The series of tweets for me just wasn't illuminating and I didn't get what the actual 'paradox' was given the graphs. But my issue was more that the graphs weren't clear in pointing out what I should be looking at.
If anyone's impatient like me, this example from wikipedia helped me get it:
> For example, a person may observe from their experience that fast food restaurants in their area which serve good hamburgers tend to serve bad fries and vice versa; but because they would likely not eat anywhere where both were bad, they fail to allow for the large number of restaurants in this category which would weaken or even flip the correlation.
No, you aren't the only one. It has become even worse now that Twitter will not render without JavaScript enabled. Unfortunately, I still do not know what Berkson's Paradox is because I will not enable JavaScript for Twitter.
The latter appears when analyzing subgroups gives a different result than analyzing the pooled data.
The former is about correlations that appear in samples which are not representative of the general population, due to the way that those samples are selected.
> The latter appears when analyzing subgroups gives a different result than analyzing the pooled data.
> The former is about correlations that appear in samples which are not representative of the general population, due to the way that those samples are selected.
You just said the same thing twice. Think about it.
For one you used terms like "subgroups" and "pooled data" and for the other "samples" and "general population". Those are the same things.
Then you used "[the effect] appears in" and in the other "correlations". Well, Simpsons paradox can also manifest itself in correlations.

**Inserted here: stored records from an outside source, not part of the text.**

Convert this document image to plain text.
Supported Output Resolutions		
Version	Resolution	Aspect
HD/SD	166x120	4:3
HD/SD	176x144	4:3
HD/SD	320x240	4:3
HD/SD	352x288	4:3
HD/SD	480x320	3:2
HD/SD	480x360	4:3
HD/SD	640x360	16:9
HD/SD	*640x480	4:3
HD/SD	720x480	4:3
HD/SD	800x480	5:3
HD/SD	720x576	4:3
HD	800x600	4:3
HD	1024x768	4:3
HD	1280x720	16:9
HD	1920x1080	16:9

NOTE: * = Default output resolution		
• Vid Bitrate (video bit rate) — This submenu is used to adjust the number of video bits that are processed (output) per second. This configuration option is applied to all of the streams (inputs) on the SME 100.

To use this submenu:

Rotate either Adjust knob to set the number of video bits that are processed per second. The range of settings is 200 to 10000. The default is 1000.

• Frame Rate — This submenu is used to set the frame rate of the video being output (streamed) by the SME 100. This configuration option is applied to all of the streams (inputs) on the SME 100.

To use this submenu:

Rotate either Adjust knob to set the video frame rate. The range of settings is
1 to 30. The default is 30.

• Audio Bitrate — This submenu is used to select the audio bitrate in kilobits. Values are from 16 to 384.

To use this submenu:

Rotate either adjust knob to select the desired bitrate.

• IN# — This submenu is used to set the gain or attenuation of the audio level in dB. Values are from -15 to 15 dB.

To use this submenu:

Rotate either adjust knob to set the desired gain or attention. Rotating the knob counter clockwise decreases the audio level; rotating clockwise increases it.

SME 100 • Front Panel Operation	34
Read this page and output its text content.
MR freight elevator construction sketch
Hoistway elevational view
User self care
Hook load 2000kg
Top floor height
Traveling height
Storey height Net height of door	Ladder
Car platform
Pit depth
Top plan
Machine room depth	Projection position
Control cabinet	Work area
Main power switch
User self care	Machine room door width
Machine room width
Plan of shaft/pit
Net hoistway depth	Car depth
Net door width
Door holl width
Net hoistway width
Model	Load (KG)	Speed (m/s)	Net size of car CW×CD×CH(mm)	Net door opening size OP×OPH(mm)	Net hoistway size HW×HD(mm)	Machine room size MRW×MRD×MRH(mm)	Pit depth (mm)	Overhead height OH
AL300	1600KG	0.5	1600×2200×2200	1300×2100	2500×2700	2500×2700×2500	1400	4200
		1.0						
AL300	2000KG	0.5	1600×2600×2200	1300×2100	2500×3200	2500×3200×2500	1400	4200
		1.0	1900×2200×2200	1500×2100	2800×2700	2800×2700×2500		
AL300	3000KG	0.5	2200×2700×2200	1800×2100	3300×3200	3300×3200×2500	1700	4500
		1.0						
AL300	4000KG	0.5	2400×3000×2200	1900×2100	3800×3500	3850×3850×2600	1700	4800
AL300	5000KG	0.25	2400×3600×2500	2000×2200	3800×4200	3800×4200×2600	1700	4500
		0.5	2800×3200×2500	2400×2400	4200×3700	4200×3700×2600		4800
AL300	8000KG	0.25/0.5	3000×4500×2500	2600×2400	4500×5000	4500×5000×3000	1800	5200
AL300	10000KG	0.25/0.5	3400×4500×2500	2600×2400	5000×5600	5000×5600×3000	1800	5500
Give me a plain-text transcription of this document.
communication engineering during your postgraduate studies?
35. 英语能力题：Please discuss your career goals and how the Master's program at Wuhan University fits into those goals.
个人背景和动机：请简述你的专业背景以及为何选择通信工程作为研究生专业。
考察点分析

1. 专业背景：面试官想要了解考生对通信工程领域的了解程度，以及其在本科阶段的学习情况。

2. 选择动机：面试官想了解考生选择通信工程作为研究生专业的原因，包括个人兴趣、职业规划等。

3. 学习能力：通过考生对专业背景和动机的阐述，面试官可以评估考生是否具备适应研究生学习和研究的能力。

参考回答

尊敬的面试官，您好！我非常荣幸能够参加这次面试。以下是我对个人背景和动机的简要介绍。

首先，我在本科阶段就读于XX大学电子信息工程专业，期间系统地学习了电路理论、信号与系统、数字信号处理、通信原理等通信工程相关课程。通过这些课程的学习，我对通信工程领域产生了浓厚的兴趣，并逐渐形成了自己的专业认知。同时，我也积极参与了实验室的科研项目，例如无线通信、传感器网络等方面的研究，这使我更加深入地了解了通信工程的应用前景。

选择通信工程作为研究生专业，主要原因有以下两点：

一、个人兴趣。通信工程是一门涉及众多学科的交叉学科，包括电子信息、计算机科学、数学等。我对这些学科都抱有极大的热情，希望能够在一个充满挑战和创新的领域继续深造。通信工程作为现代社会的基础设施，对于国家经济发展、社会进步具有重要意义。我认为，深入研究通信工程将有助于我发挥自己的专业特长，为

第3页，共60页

So you just said the same thing twice.
Simpson's paradox: analyzing trends per subgroup can give a different result than pooled data.
Berkson's paradox: analyzing a single subgroup selected with a function aggregating two traits (additively?) will indicate an anticorrelation between the traits.
Simpson's paradox says you can't judge group trends from subgroup trends. Berkson's paradox says given a group selected in a specific way, it will have a certain property in itself. They're just different statements.
I think Berkson's paradox is more specific than just correlations arising from non-random sample selection. Correlations that are not representative of the general population could still be useful, if it's a meaningful correlation within some subgroup of interest. The problem is when the features you are correlating relate too closely to the features that were used for sample selection - then you can end up with a trivial result.
I've always learned of Simpson's paradox as relating more to different sample sizes when partitioning data, which can happen entirely arbitrarily - for example a baseball player getting injured part way through the season.
The fact that one player's at bats get partitioned differently than another's is not caused by the on field performance, so there's no "double dipping" going on like I would imagine with Berkson's. Conversely I'm having trouble fitting a Berkson's example into the framework of Simpson's paradox, since there's no reason the poorly-selected subpopulation can't theoretically be exactly half of the general population. And if all of the samples are of equal size Simpson's paradox doesn't exist anymore (because with equal bin sizes the mean of means is equivalent to the overall mean).
In the first one you have a partition in subgroups A and B (or more than two) which show similar correlations, different from the correlation seen in A+B.
In the second one you have only a subgroup A (the implicit complement notA is not observed) where the correlation is not the same as in the (unobserved) full population A+notA. Nothing is said about the correlation in notA. It could be at either side of the correlation in the full population, while in Simpson’s paradox both subgroups are in the same side.
Edit: and I also mention "due to the way that those samples are selected" for Berkson's paradox where the selection is based on the variables of interest while in Simpson's paradox the subgroups are "external" (but influence the correlation between those variables).
You're not alone. I think it caught on because a long article (even with pictures) might seem like too much of an investment to a lot of people but a self-contained tweet that keeps getting extended is less intimidating.
TBH, I'd say it's less that I dislike this form of presentation than that I hate all the anti-pattern bloat that Twitter adds, like clickable items not being detectable by extensions and previews being cut off.
Yes it's one of the reasons I hate Twitter. It was designed with aversion to substance. Personally, I find older fashioned forums (with small communities of experts) more illuminating.
Wikipedia was much clearer for me, https://en.wikipedia.org/wiki/Berkson's_paradox , but ymmv of course.
Another good statistical foible to be aware of along with Simpson's.